The structure is hierarchical, meaning it captures both broad and specific ideas. "Clothing" is a valid concept, but "tank top" is a much more precise one. When a customer searches at any level of specificity, Elevate can connect their query to the right products, regardless of whether they search for something general or something very particular.

Multilingual by design

The Knowledge Graph also handles language. If your product catalog is in Swedish or German, customers can still search in English and get relevant results. This works because the Knowledge Graph contains multilingual dictionaries that map equivalent concepts across languages. The translation happens inside Elevate without having to depend on your products being described in the right language.

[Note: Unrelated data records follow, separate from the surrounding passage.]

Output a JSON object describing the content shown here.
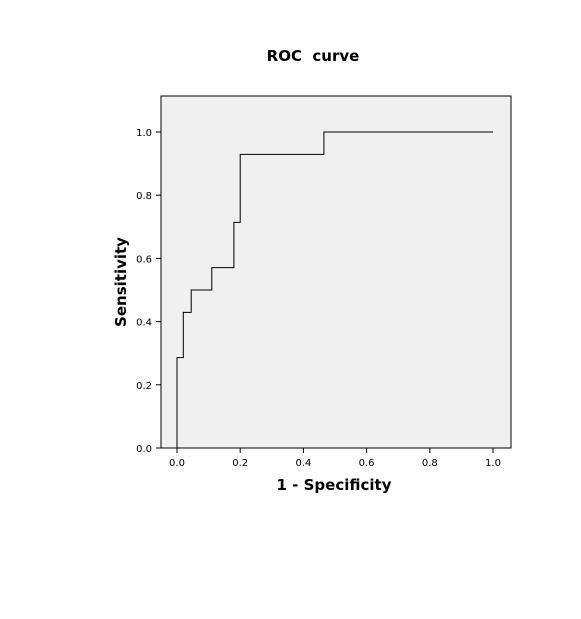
{
  "chart_data": {
    "type": "line",
    "title": "ROC  curve",
    "xlabel": "1 - Specificity",
    "ylabel": "Sensitivity",
    "xlim": [
      0,
      1
    ],
    "ylim": [
      0,
      1
    ],
    "x_ticks": [
      "0.0",
      "0.2",
      "0.4",
      "0.6",
      "0.8",
      "1.0"
    ],
    "y_ticks": [
      "0.0",
      "0.2",
      "0.4",
      "0.6",
      "0.8",
      "1.0"
    ],
    "grid": false,
    "legend": "none",
    "plot_background": "#f0f0f0",
    "line_color": "#000000",
    "series": [
      {
        "x": [
          0.0,
          0.0,
          0.02,
          0.02,
          0.045,
          0.045,
          0.11,
          0.11,
          0.18,
          0.18,
          0.2,
          0.2,
          0.465,
          0.465,
          1.0
        ],
        "y": [
          0.0,
          0.286,
          0.286,
          0.429,
          0.429,
          0.5,
          0.5,
          0.571,
          0.571,
          0.714,
          0.714,
          0.929,
          0.929,
          1.0,
          1.0
        ]
      }
    ]
  }
}
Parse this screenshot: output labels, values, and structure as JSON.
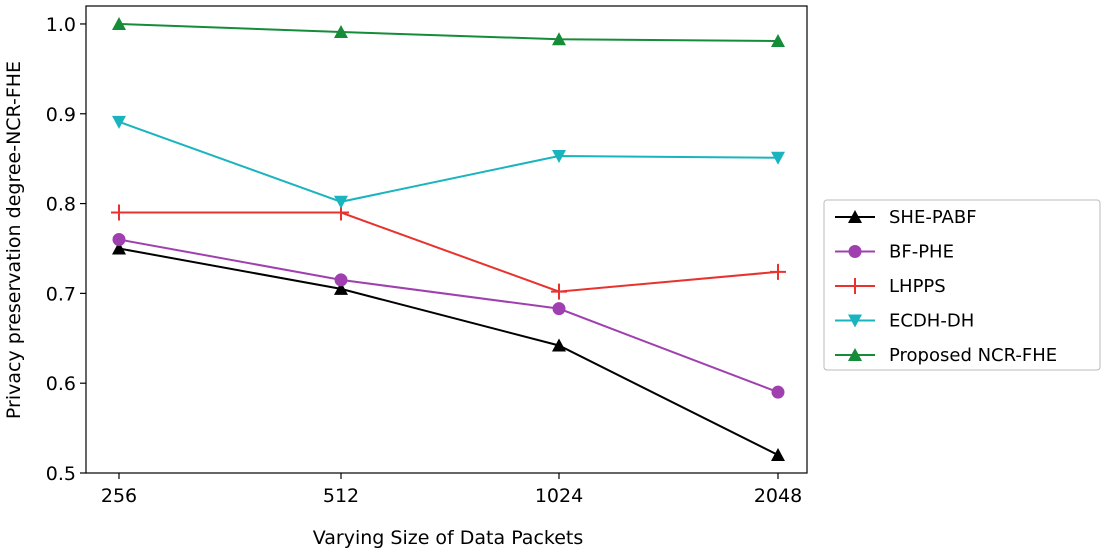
{
  "chart_data": {
    "type": "line",
    "title": "",
    "xlabel": "Varying Size of Data Packets",
    "ylabel": "Privacy preservation degree-NCR-FHE",
    "categories": [
      "256",
      "512",
      "1024",
      "2048"
    ],
    "ylim": [
      0.5,
      1.02
    ],
    "yticks": [
      0.5,
      0.6,
      0.7,
      0.8,
      0.9,
      1.0
    ],
    "ytick_labels": [
      "0.5",
      "0.6",
      "0.7",
      "0.8",
      "0.9",
      "1.0"
    ],
    "grid": false,
    "legend_position": "outside-right",
    "series": [
      {
        "name": "SHE-PABF",
        "values": [
          0.75,
          0.705,
          0.642,
          0.52
        ],
        "color": "#000000",
        "marker": "triangle-up"
      },
      {
        "name": "BF-PHE",
        "values": [
          0.76,
          0.715,
          0.683,
          0.59
        ],
        "color": "#a040b0",
        "marker": "circle"
      },
      {
        "name": "LHPPS",
        "values": [
          0.79,
          0.79,
          0.702,
          0.724
        ],
        "color": "#e8322e",
        "marker": "plus"
      },
      {
        "name": "ECDH-DH",
        "values": [
          0.891,
          0.802,
          0.853,
          0.851
        ],
        "color": "#1ab4be",
        "marker": "triangle-down"
      },
      {
        "name": "Proposed NCR-FHE",
        "values": [
          1.0,
          0.991,
          0.983,
          0.981
        ],
        "color": "#158c38",
        "marker": "triangle-up"
      }
    ]
  }
}
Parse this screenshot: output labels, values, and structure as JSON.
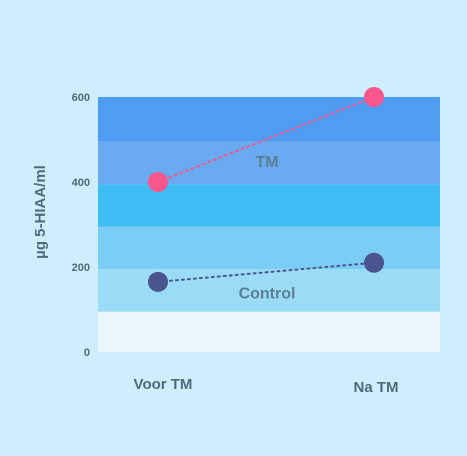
{
  "chart_data": {
    "type": "line",
    "ylabel": "µg 5-HIAA/ml",
    "ylim": [
      0,
      600
    ],
    "yticks": [
      0,
      200,
      400,
      600
    ],
    "categories": [
      "Voor TM",
      "Na TM"
    ],
    "bands": [
      {
        "from": 0,
        "to": 95,
        "color": "#eaf8fe"
      },
      {
        "from": 95,
        "to": 195,
        "color": "#9adcf5"
      },
      {
        "from": 195,
        "to": 295,
        "color": "#7ccdf5"
      },
      {
        "from": 295,
        "to": 395,
        "color": "#40bcf4"
      },
      {
        "from": 395,
        "to": 495,
        "color": "#6aaaf0"
      },
      {
        "from": 495,
        "to": 600,
        "color": "#4f9cf2"
      }
    ],
    "series": [
      {
        "name": "TM",
        "values": [
          400,
          600
        ],
        "color": "#f7578c",
        "label_at": 450
      },
      {
        "name": "Control",
        "values": [
          165,
          210
        ],
        "color": "#4a5590",
        "label_at": 140
      }
    ]
  }
}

Continuously maintained and expanded

Two dedicated teams continuously maintain and improve the Knowledge Graph. One focuses on expanding and refining the product models; the other works on improving how individual customers' products are classified within them. It's a living system that evolves with new product categories, new terminology, and the needs of the retailers using it.

When applied to your catalog, the Knowledge Graph operates selectively. If you sell fashion, Elevate focuses on the parts of the graph relevant to fashion. If you're in tools and home improvement, it focuses there. The full graph is vast, spanning many industries and segments, but what matters in practice is the slice that applies to your products.

How to get the most from the Knowledge Graph

Keep your product data clean and consistent

The Knowledge Graph works best when your product data is accurate. The more consistently your catalog describes your products, with correct brands, clear titles, and well-structured attributes, the more effectively Elevate can map them to the right concepts in the graph.

Request expansions for specialist needs

For most retailers, the standard Knowledge Graph covers everything you need. However, some businesses have very specific requirements that the general model doesn't handle by default. If you sell licensed merchandise for particular sports teams, products tied to specific franchises or character brands, or operate in a highly specialized niche, the standard definitions may not go deep enough.

In those cases, reach out to your Customer Success Manager. The teams that maintain the Knowledge Graph can evaluate whether a custom expansion is appropriate for your catalog. For example, if a retailer sells merchandise for a specific sports league, Elevate can be extended to understand individual teams and return only the right ones and not just anything in the same general category.